2016年05月28日 | リマインドと想起の不一致
リマインドと想起の不一致(32)

 ひじりが誰とも交際しておらず、ぼくの求めに応じた幸運やチャンスを、どれほど理解し、評価していたかは不明で、あるいはまったく、当時は考えてもみなかった。例えば、付き合っている人がいるとか、好きな人がいて、頭の中から離れないという返答も、もしかしたらあったかもしれないのだ。ぼくはその架空の人物に嫉妬して、ある場合は羨望したかもしれない。自分をその立場に置けないという事実にも失望して。

 しかし、無償に近く得たものは体力にしろ、頭脳にしろ、あって当然と考えてしまう。裸で生まれても、自分には服を着せてくれる親もいて、夜に会ってくれる恋人がいた。預金残高もなく、自分名義の財産がなくても、ぼくは幸福だった。そして、普通のこととして認められない幸運こそ、手放しに素晴らしい贈り物なのだろう。

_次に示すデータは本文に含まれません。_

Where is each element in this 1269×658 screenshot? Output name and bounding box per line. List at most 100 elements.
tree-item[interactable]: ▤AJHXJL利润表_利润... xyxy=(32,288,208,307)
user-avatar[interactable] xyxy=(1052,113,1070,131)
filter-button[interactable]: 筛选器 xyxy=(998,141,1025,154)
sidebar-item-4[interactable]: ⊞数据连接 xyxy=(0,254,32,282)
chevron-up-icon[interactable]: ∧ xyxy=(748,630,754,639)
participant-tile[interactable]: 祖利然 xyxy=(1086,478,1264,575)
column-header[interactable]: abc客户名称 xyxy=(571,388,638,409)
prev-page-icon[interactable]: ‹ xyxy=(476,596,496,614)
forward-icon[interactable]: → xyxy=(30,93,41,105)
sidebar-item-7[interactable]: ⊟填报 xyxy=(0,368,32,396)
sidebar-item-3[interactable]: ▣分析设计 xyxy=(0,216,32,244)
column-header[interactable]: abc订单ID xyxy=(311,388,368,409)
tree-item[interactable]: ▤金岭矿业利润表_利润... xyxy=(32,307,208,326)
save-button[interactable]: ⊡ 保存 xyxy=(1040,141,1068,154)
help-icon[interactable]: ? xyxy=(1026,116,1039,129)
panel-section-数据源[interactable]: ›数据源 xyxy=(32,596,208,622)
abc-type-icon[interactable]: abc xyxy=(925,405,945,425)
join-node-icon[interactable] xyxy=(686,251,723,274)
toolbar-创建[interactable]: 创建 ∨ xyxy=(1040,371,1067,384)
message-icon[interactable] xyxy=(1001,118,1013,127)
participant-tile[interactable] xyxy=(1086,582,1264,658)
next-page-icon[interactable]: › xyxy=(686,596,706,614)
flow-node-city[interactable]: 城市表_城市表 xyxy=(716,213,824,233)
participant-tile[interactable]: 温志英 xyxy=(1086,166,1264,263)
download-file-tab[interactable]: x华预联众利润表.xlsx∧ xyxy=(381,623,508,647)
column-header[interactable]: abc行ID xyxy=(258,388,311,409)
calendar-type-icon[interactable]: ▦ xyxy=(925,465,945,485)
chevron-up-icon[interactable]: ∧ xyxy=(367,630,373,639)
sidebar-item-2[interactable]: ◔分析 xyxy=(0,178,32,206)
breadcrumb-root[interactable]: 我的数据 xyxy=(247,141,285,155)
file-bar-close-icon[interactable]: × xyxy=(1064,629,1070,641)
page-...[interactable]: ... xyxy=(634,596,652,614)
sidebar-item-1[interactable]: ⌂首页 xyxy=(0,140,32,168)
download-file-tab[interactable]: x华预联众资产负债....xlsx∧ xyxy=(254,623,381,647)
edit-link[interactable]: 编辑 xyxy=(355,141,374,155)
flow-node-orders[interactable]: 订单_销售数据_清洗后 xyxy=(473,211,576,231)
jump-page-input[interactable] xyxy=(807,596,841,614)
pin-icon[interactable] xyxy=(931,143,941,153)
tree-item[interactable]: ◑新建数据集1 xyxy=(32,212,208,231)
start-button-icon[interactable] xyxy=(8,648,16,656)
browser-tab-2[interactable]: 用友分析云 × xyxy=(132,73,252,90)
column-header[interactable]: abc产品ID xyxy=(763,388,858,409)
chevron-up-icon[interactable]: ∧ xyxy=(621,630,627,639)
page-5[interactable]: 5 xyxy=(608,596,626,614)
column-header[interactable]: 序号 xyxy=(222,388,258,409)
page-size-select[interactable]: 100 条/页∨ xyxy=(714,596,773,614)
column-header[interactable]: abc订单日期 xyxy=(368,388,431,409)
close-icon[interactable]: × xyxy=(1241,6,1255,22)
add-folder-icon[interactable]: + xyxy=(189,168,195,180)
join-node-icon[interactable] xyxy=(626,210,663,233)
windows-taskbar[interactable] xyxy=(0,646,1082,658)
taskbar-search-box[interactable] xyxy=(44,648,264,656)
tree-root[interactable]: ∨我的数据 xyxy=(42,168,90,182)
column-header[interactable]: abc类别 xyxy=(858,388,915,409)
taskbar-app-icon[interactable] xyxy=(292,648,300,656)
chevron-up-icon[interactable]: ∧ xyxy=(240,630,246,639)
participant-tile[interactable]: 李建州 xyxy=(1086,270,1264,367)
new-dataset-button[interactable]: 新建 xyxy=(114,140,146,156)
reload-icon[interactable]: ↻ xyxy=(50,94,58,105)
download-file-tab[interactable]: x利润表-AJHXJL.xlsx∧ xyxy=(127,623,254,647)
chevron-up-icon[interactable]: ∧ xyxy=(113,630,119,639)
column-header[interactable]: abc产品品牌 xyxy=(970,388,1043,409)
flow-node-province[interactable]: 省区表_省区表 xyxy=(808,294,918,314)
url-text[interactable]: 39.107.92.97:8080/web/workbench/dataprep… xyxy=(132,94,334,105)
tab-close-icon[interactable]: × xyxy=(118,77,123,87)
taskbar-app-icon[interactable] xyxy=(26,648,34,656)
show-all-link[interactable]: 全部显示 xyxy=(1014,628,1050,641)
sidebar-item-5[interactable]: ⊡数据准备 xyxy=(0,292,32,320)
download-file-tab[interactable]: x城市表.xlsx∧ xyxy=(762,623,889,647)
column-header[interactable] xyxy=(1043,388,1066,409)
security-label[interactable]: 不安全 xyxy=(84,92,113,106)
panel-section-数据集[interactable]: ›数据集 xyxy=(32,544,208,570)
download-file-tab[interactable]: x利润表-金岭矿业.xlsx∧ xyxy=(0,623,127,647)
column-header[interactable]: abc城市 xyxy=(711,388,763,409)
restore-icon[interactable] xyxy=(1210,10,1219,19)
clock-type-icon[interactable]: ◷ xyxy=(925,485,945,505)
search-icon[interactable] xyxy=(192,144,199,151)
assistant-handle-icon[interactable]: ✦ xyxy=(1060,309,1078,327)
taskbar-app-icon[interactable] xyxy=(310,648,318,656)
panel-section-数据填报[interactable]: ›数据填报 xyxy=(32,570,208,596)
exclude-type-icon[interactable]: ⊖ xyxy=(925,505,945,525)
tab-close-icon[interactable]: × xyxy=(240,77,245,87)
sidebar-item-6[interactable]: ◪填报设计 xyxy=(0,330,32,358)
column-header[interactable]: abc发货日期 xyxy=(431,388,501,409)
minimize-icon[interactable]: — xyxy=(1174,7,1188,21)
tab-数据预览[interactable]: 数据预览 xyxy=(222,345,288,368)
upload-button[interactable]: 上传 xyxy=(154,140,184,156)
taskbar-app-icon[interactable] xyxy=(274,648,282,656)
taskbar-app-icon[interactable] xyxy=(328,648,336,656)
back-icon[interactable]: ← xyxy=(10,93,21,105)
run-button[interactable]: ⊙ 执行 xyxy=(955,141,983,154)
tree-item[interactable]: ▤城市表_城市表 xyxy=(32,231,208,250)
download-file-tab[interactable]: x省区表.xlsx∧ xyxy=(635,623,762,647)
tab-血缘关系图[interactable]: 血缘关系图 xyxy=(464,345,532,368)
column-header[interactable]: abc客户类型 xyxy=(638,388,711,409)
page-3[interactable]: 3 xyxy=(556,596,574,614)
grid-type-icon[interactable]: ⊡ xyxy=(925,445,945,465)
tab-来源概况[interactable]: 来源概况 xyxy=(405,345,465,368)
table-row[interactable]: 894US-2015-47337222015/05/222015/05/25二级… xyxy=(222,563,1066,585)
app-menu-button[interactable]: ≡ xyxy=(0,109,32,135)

 ぼくには賛美する対象がありながらも、きちんと面前でそれらに相応しい一言も発したことがない。誰もそういう機微を教えてくれることはなかった。生まれながらに宿している性質として有しているもものいるのだろうが、ぼくはそっち側にいなかった。そして、後年、文字でその代替を不名誉なまま行っている。牢屋で幸せだった家庭をなつかしむ手紙を記して、一方的に送りつけるように。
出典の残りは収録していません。